With the vines so close to the creek, there would have been run-off from the plant juices that would dye the water a garish green. The creek would remain such a color a mile away, as the Sussex Creek flow hit Lisbon Road, and then continued down to feed into the Fox River. (Was this pollution?)

The peas were shucked into 50-pound boxes, which were quickly shunted to a Soo Line Railroad spur (today the Wisconsin Central). Every two hours, a special “jittney train” was made up and quick-paced to Waukesha, where the peas were canned.

Power for this first series of five viners was furnished by Edger Brown and his steam machine. Brown had the time to utilize his steam machine for the pea crop because they matured in late June or early July, before wheat, oats, barley and other grains matured. Thus, the peas were a source of extra income.

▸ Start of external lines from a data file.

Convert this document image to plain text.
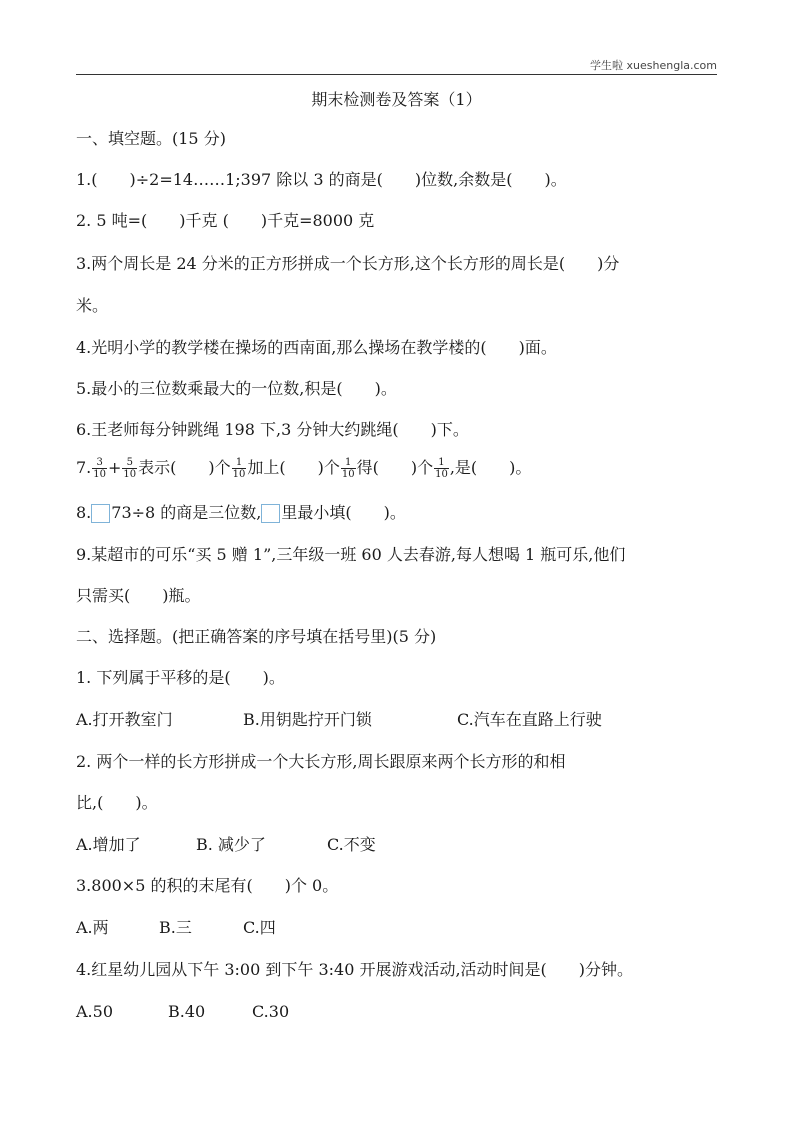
学生啦 xueshengla.com
期末检测卷及答案（1）
一、填空题。(15 分)
1.(　　)÷2=14……1;397 除以 3 的商是(　　)位数,余数是(　　)。
2. 5 吨=(　　)千克 (　　)千克=8000 克
3.两个周长是 24 分米的正方形拼成一个长方形,这个长方形的周长是(　　)分
米。
4.光明小学的教学楼在操场的西南面,那么操场在教学楼的(　　)面。
5.最小的三位数乘最大的一位数,积是(　　)。
6.王老师每分钟跳绳 198 下,3 分钟大约跳绳(　　)下。
7. $\frac{3}{10} + \frac{5}{10}$ 表示(　　)个 $\frac{1}{10}$ 加上(　　)个 $\frac{1}{10}$ 得(　　)个 $\frac{1}{10}$ ,是(　　)。
8. 73÷8 的商是三位数, 里最小填(　　)。
9.某超市的可乐“买 5 赠 1”,三年级一班 60 人去春游,每人想喝 1 瓶可乐,他们
只需买(　　)瓶。
二、选择题。(把正确答案的序号填在括号里)(5 分)
1. 下列属于平移的是(　　)。
A.打开教室门	B.用钥匙拧开门锁	C.汽车在直路上行驶
2. 两个一样的长方形拼成一个大长方形,周长跟原来两个长方形的和相
比,(　　)。
A.增加了	B. 减少了	C.不变
3.800×5 的积的末尾有(　　)个 0。
A.两	B.三	C.四
4.红星幼儿园从下午 3:00 到下午 3:40 开展游戏活动,活动时间是(　　)分钟。
A.50	B.40	C.30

However, the Waukesha Canning Co. went into receivership in 1910, bankruptcy in 1910-11 and it obsolete by 1912, as the no. 1 local viner.

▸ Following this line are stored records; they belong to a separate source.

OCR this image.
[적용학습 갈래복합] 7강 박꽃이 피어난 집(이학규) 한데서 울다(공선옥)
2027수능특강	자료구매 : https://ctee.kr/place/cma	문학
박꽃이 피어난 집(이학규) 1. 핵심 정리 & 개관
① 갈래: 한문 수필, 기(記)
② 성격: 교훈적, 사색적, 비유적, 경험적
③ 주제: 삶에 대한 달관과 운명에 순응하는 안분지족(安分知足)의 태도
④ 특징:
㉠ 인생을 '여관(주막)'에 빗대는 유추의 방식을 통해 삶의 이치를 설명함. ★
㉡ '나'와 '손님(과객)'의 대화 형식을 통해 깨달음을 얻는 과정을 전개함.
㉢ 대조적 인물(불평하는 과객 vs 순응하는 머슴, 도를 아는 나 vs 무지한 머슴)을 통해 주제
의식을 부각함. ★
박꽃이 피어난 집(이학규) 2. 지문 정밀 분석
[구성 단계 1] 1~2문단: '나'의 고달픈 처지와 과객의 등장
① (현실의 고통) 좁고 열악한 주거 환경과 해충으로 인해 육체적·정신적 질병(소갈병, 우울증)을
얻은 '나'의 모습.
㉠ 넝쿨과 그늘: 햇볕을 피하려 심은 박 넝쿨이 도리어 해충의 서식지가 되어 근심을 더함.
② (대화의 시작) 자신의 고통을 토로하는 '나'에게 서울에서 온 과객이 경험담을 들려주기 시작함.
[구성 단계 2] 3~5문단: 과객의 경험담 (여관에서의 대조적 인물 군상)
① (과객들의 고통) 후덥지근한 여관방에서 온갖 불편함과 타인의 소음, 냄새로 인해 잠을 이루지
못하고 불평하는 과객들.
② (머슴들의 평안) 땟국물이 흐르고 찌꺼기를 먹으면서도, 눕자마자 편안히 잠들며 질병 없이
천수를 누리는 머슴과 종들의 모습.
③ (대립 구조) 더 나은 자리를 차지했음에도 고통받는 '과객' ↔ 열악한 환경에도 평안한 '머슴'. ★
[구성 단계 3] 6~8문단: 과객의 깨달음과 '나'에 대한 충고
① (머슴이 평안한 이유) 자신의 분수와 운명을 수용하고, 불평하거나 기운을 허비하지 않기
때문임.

The no. 2 viner was part of the September 1920 building of the Mammoth Spring Canning Co. By 1921, the viner was located where today stands the Art Sawall Mammoth Springs Apartments (essentially right in the middle of Old Templeton with houses and businesses adjacent to it).

The unfortunate mix of location coupled with the odor produced prompted the new Mammoth Spring Canning Co. to put the no. 3 viner station where today is the area east of Quad Tech, south of the Chicago North Western Railroad. The prevailing winds came from the west, so the odor was somewhat gone. However, on certain days, whiskey corners got a full whiff of it.

I personally remember farmers coming into Sussex mills with a truckload, and we could not serve them too fast to just get them back out onto the roadway to their local farms. You could smell them from 10 feet away.

However, when you asked the farmers about it, their reply would be, "It puts a lot more milk into the pail when I can feed them to my cows," and that the pea vines were essentially "free for the taking.”

However, by 1960 all the pea-thrashing viners were gone – peas were now harvested by movable, motorized threshing machines which cut, threshed, and spit the vines onto the field and the peas into holding bins.